I. Kurumsal düzenleme
Türkiye'de laiklik, laiklik değildir. Daha ılımlı ve nüanslı söylersek eksik ve problemlidir. Yine de elbette bu iktidar döneminde maruz bırakıldığı anti-laik tutumlara defalarca yeğlenir.
Laikliğin en beylik, en dar anlamında din ve devlet işlerinin ayrı olmasını öngördüğü düşünülürse, Diyanet İşleri Başkanlığı'nı bir devlet organı olarak düzenleyip devletin içine alan Kemalist laikliğin daha yola çıkarken bir tutarsızlık gerilimi taşıdığı söylenebilir. Aynı zamanda dine bir meşruiyet kapısı da açılmıştır.
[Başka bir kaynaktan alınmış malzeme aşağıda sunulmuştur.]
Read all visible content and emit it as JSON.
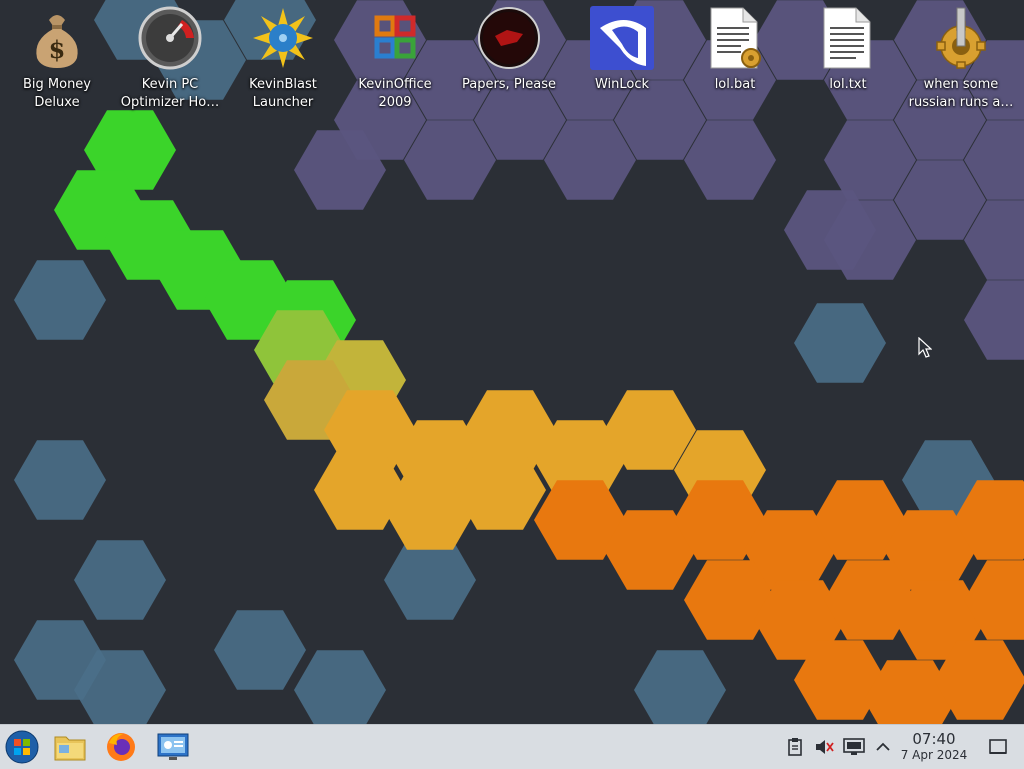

Laikliğin ikinci bir anlamı devreye sokulup laiklik ve laikleşme süreci dinin devlet tarafından denetlenmesi olarak tanımlanabilir denirse, bu da klasik "iki kılıç" doktrinine (dünyevi ve ruhani sektörün birbirinden bağımsız ve özerk olmaları ilkesine) aykırı düşer. Diyanet fiili olarak Sünniliği önceliklendiren, Aleviliği ve diğerlerini kontrol eden bir devlet organına dönüşür; bütün din ve mezheplere eşit mesafede duran bir hakem-kurum olmaktan çıkar. Resmi laiklik, bu açıdan da çelişkilidir.
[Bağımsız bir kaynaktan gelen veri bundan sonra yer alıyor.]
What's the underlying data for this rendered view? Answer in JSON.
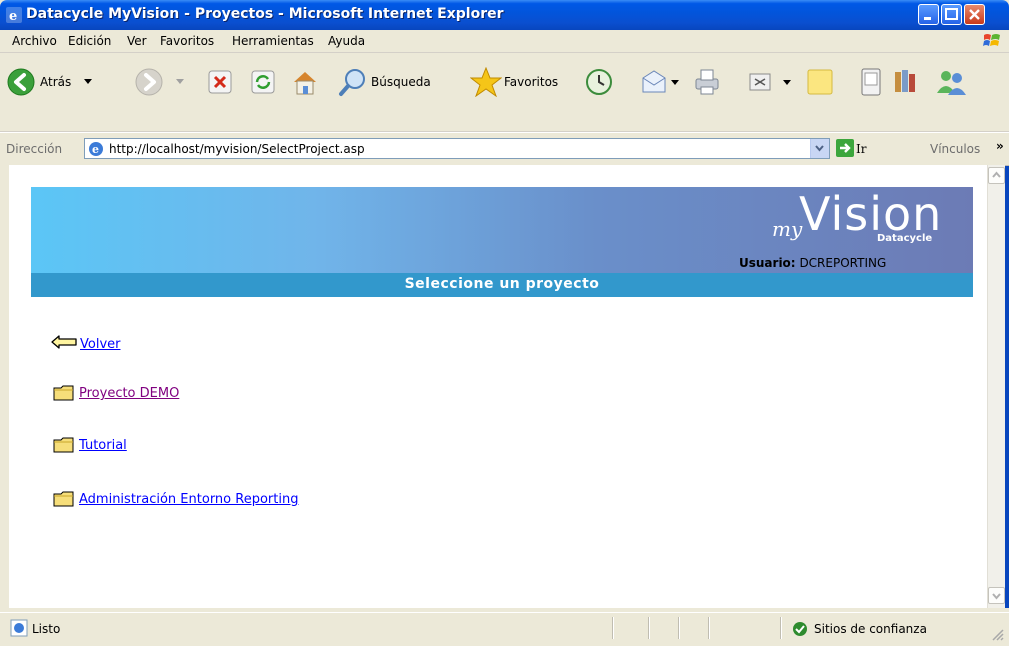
{
  "window": {
    "title": "Datacycle MyVision - Proyectos - Microsoft Internet Explorer"
  },
  "menu": [
    "Archivo",
    "Edición",
    "Ver",
    "Favoritos",
    "Herramientas",
    "Ayuda"
  ],
  "toolbar": {
    "back_label": "Atrás",
    "search_label": "Búsqueda",
    "favorites_label": "Favoritos"
  },
  "address": {
    "label": "Dirección",
    "url": "http://localhost/myvision/SelectProject.asp",
    "go_label": "Ir",
    "links_label": "Vínculos"
  },
  "page": {
    "logo": {
      "prefix": "my",
      "name": "Vision",
      "brand": "Datacycle"
    },
    "user_label": "Usuario:",
    "user_name": "DCREPORTING",
    "subtitle": "Seleccione un proyecto",
    "back_link": "Volver",
    "projects": [
      {
        "label": "Proyecto DEMO",
        "visited": true
      },
      {
        "label": "Tutorial",
        "visited": false
      },
      {
        "label": "Administración Entorno Reporting",
        "visited": false
      }
    ]
  },
  "status": {
    "text": "Listo",
    "zone": "Sitios de confianza"
  },
  "colors": {
    "titlebar": "#0058E6",
    "banner_start": "#5BC6F6",
    "banner_end": "#6C7BB5",
    "subbar": "#3298CC",
    "link": "#0000FF",
    "visited": "#800080"
  }
}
Laikliğin üçüncü bir tanımı olarak dinin genel olarak kamusal yaşamdan çıkarılması anlaşılacaksa, yine bir çelişki ile karşı karşıyayız: "Çıkarma", dinin yerini korumaktan ve meşruiyetini pekiştirmekten değil, sorgulamaktan ve azaltmaktan geçer; dini bireysel inanç dairesinin sınırı içinde tutmaktan geçer. Hem laik olunacak demek hem de Cuma hutbelerinde Atatürk'ün adı niye geçmiyor diye sitem etmek çelişiyor. Ama sorun da burada: Kemalist laiklik çelişkili ve yetersizdir. Onunla da olmuyor, onsuz da olmuyor demekten kurtulamamıştır. Din siyasal yaşama nasıl dahil edilebilir kaygısı hâlâ ağır basmaktadır. (Devletin kontrolu altında.)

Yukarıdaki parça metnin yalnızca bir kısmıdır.